Would those baptized by desire go to Purgatory?

For those that have been reborn, which means those for whom the sacrament is fruitful. Some have the baptism of water done without it being fruitful so have not been reborn. The Council of Florence qualifies the canon with “upon those who immediately attain to the kingdom of heaven and the vision of God”.

1263 By Baptism all sins are forgiven, original sin and all personal sins, as well as all punishment for sin.66 In those who have been reborn nothing remains that would impede their entry into the Kingdom of God, neither Adam’s sin, nor personal sin, nor the consequences of sin, the gravest of which is separation from God.

66 Cf. Council of Florence (1439): DS 1316.

1316 The effect of this sacrament is the remission of every sin, original and actual, also of every punishment which is due to the sin itself. Therefore, no satisfaction must be enjoined for past sins upon those who immediately attain to the kingdom of heaven and the vision of God.

No. I’m saying what the Church says: namely, that having received sanctifying grace, he would attain salvation.

Do the “fruits of baptism” include removal of the temporal punishment due to sin? Interesting question. The catechism identifies that this is one of the effects of baptism, but doesn’t explicitly identify it as one of its ‘fruits’.

Jimmy writes "Recent doctrinal development has made clear that it is possible for one to receive baptism of desire by an implicit desire.

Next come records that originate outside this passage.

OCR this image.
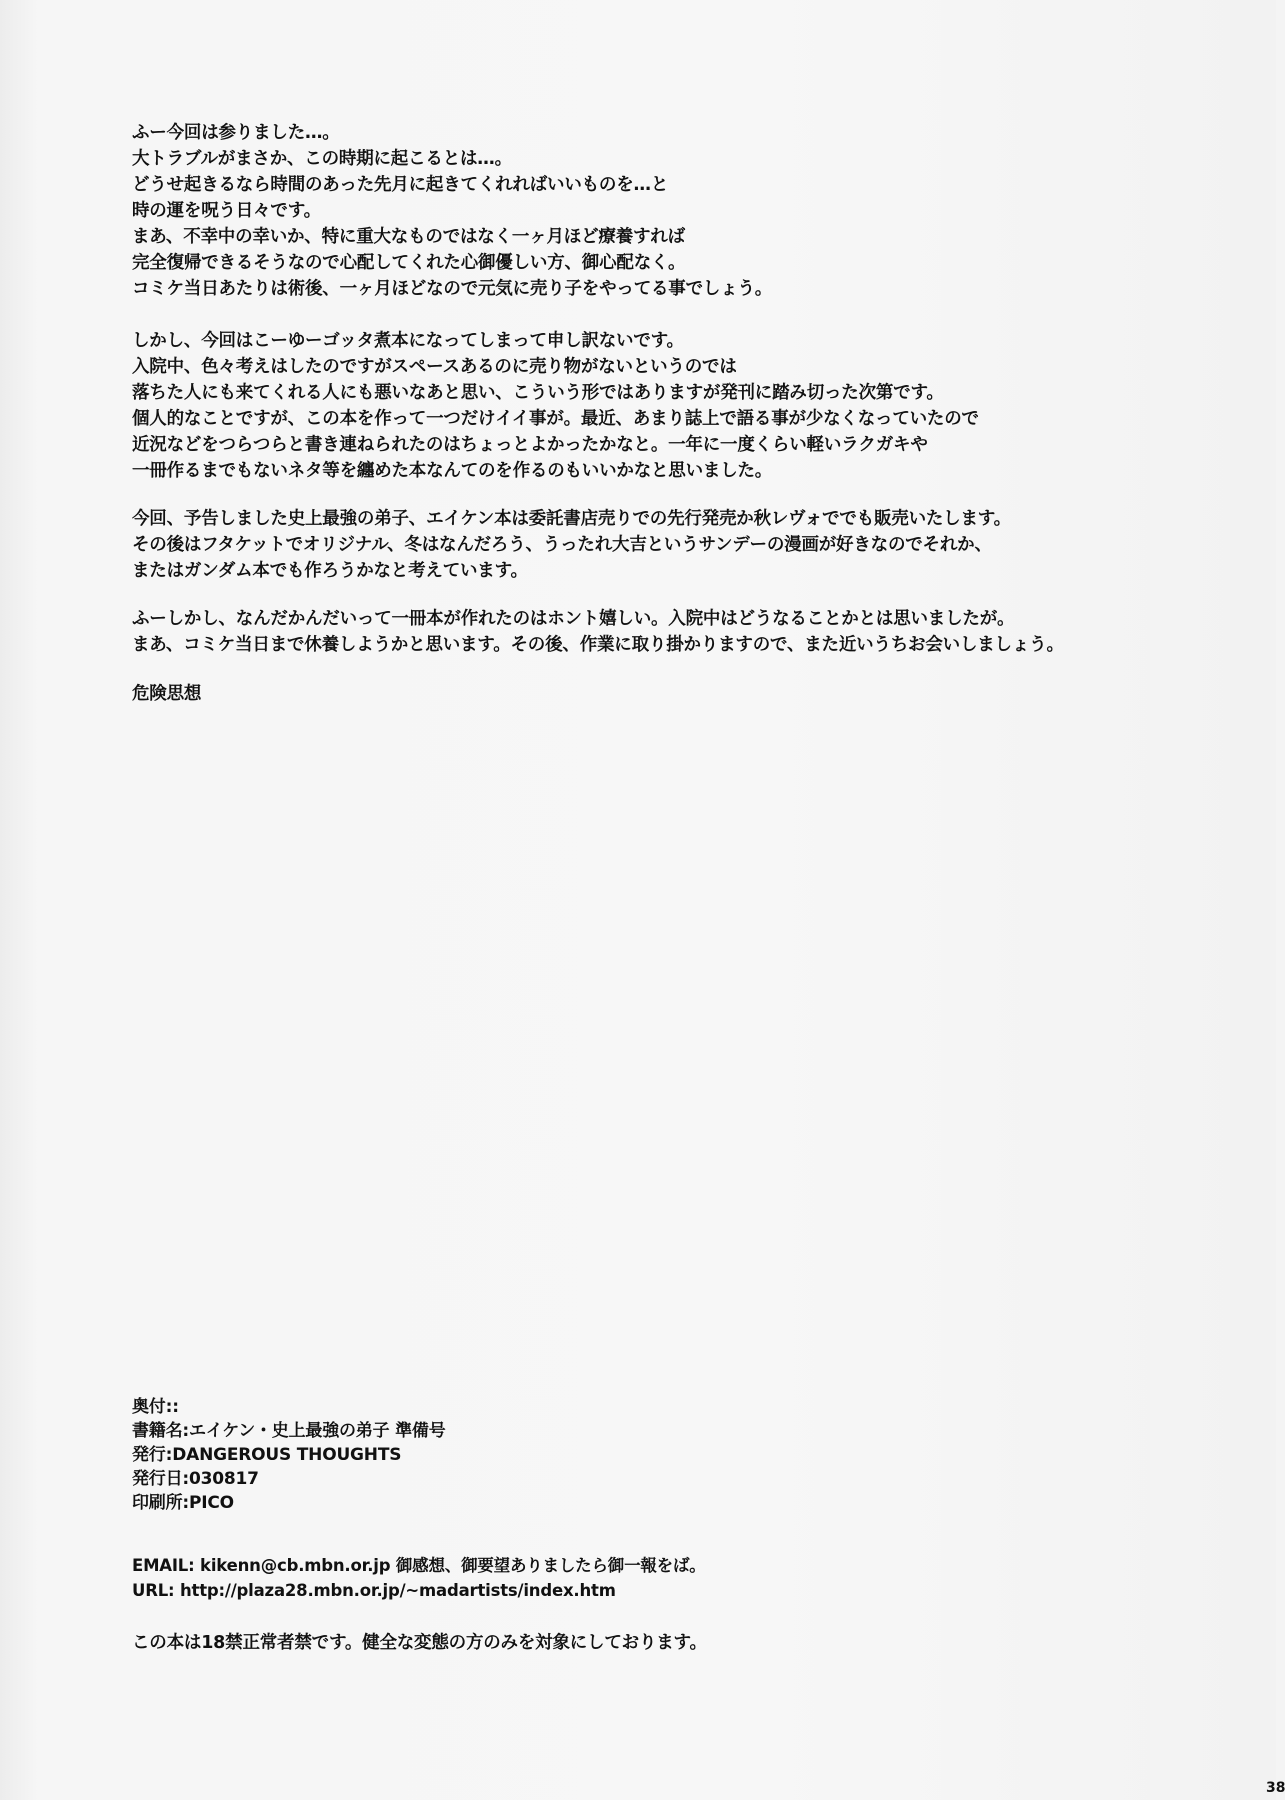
ふー今回は参りました…。
大トラブルがまさか、この時期に起こるとは…。
どうせ起きるなら時間のあった先月に起きてくれればいいものを…と
時の運を呪う日々です。
まあ、不幸中の幸いか、特に重大なものではなく一ヶ月ほど療養すれば
完全復帰できるそうなので心配してくれた心御優しい方、御心配なく。
コミケ当日あたりは術後、一ヶ月ほどなので元気に売り子をやってる事でしょう。
しかし、今回はこーゆーゴッタ煮本になってしまって申し訳ないです。
入院中、色々考えはしたのですがスペースあるのに売り物がないというのでは
落ちた人にも来てくれる人にも悪いなあと思い、こういう形ではありますが発刊に踏み切った次第です。
個人的なことですが、この本を作って一つだけイイ事が。最近、あまり誌上で語る事が少なくなっていたので
近況などをつらつらと書き連ねられたのはちょっとよかったかなと。一年に一度くらい軽いラクガキや
一冊作るまでもないネタ等を纏めた本なんてのを作るのもいいかなと思いました。
今回、予告しました史上最強の弟子、エイケン本は委託書店売りでの先行発売か秋レヴォででも販売いたします。
その後はフタケットでオリジナル、冬はなんだろう、うったれ大吉というサンデーの漫画が好きなのでそれか、
またはガンダム本でも作ろうかなと考えています。
ふーしかし、なんだかんだいって一冊本が作れたのはホント嬉しい。入院中はどうなることかとは思いましたが。
まあ、コミケ当日まで休養しようかと思います。その後、作業に取り掛かりますので、また近いうちお会いしましょう。
危険思想
奥付::
書籍名:エイケン・史上最強の弟子 準備号
発行:DANGEROUS THOUGHTS
発行日:030817
印刷所:PICO
EMAIL: kikenn@cb.mbn.or.jp 御感想、御要望ありましたら御一報をば。
URL: http://plaza28.mbn.or.jp/~madartists/index.htm
この本は18禁正常者禁です。健全な変態の方のみを対象にしております。
38
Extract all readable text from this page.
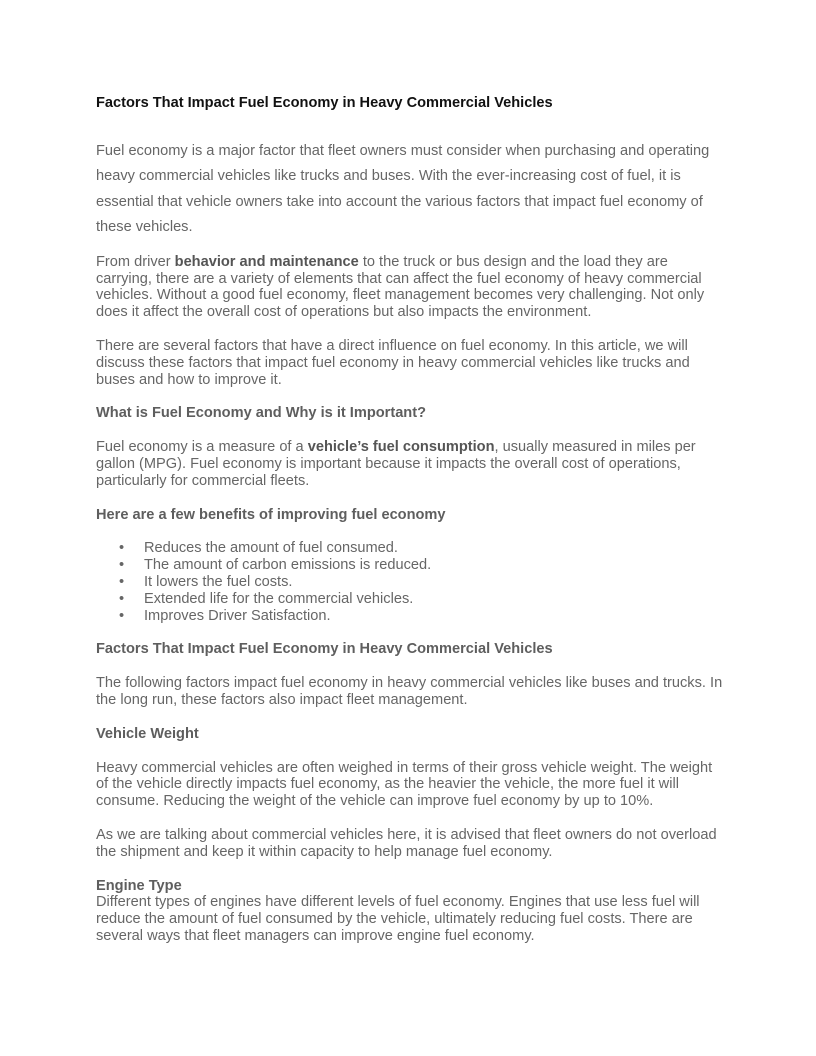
Factors That Impact Fuel Economy in Heavy Commercial Vehicles

Fuel economy is a major factor that fleet owners must consider when purchasing and operating heavy commercial vehicles like trucks and buses. With the ever-increasing cost of fuel, it is essential that vehicle owners take into account the various factors that impact fuel economy of these vehicles.

From driver behavior and maintenance to the truck or bus design and the load they are carrying, there are a variety of elements that can affect the fuel economy of heavy commercial vehicles. Without a good fuel economy, fleet management becomes very challenging. Not only does it affect the overall cost of operations but also impacts the environment.

There are several factors that have a direct influence on fuel economy. In this article, we will discuss these factors that impact fuel economy in heavy commercial vehicles like trucks and buses and how to improve it.

What is Fuel Economy and Why is it Important?

Fuel economy is a measure of a vehicle’s fuel consumption, usually measured in miles per gallon (MPG). Fuel economy is important because it impacts the overall cost of operations, particularly for commercial fleets.

Here are a few benefits of improving fuel economy
• Reduces the amount of fuel consumed.
• The amount of carbon emissions is reduced.
• It lowers the fuel costs.
• Extended life for the commercial vehicles.
• Improves Driver Satisfaction.
Factors That Impact Fuel Economy in Heavy Commercial Vehicles

The following factors impact fuel economy in heavy commercial vehicles like buses and trucks. In the long run, these factors also impact fleet management.

Vehicle Weight

Heavy commercial vehicles are often weighed in terms of their gross vehicle weight. The weight of the vehicle directly impacts fuel economy, as the heavier the vehicle, the more fuel it will consume. Reducing the weight of the vehicle can improve fuel economy by up to 10%.

As we are talking about commercial vehicles here, it is advised that fleet owners do not overload the shipment and keep it within capacity to help manage fuel economy.

Engine Type

Different types of engines have different levels of fuel economy. Engines that use less fuel will reduce the amount of fuel consumed by the vehicle, ultimately reducing fuel costs. There are several ways that fleet managers can improve engine fuel economy.
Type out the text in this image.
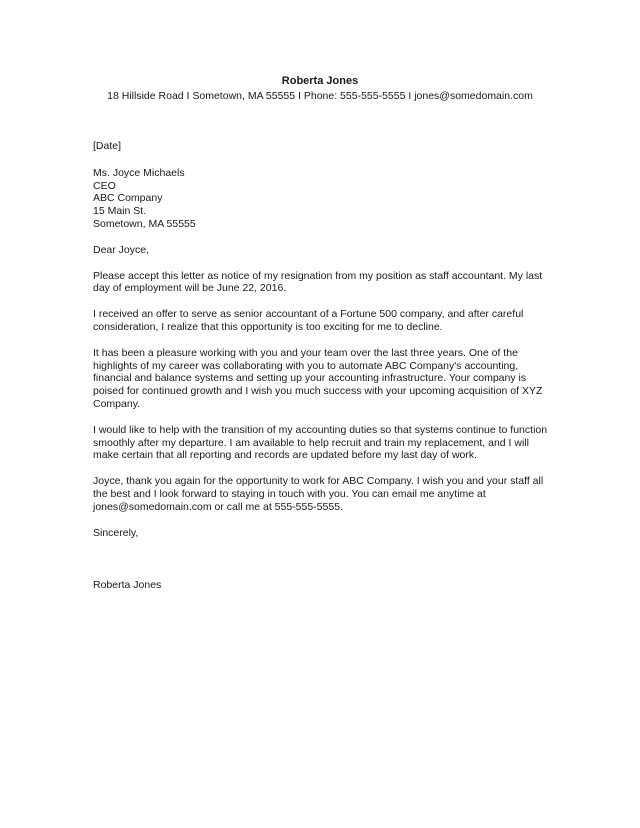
Roberta Jones
18 Hillside Road I Sometown, MA 55555 I Phone: 555-555-5555 I jones@somedomain.com
[Date]
Ms. Joyce Michaels
CEO
ABC Company
15 Main St.
Sometown, MA 55555
Dear Joyce,
Please accept this letter as notice of my resignation from my position as staff accountant. My last
day of employment will be June 22, 2016.
I received an offer to serve as senior accountant of a Fortune 500 company, and after careful
consideration, I realize that this opportunity is too exciting for me to decline.
It has been a pleasure working with you and your team over the last three years. One of the
highlights of my career was collaborating with you to automate ABC Company's accounting,
financial and balance systems and setting up your accounting infrastructure. Your company is
poised for continued growth and I wish you much success with your upcoming acquisition of XYZ
Company.
I would like to help with the transition of my accounting duties so that systems continue to function
smoothly after my departure. I am available to help recruit and train my replacement, and I will
make certain that all reporting and records are updated before my last day of work.
Joyce, thank you again for the opportunity to work for ABC Company. I wish you and your staff all
the best and I look forward to staying in touch with you. You can email me anytime at
jones@somedomain.com or call me at 555-555-5555.
Sincerely,
Roberta Jones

I don’t see how he could be any plainer. He talked about receiving baptism of desire by an implicit desire.

Yes. He asserts it. However, he doesn’t cite a doctrinally authoritative document, nor does he substantiate that point. Rather, he proves that justification follows, but he never shows that ‘baptism’ does.

Wouldn’t this imply that Non-Christians who wind up being saved automatically bypass Purgatory? By definition they have at least implicit desire for baptism. That would almost make it seem that there are situations where it’s better not to be Catholic, and we know that can’t be true.

I’m just saying what the Church teaches.

Yes, I know, it somehow it feels “wrong” which is one of the reasons I posted the question in the first place.

This is at the heart of (part of) the discussion here. I’m not convinced that the Church is saying that those who do not know Christ or the Gospel experience the “baptism of desire” (although I recognize the Church’s teaching that they may be saved, by virtue of God’s gratuitous gift of sanctifying grace to them), nor am I convinced that the “baptism of desire” of catechumens necessarily implies the remission of temporal punishment due to sin.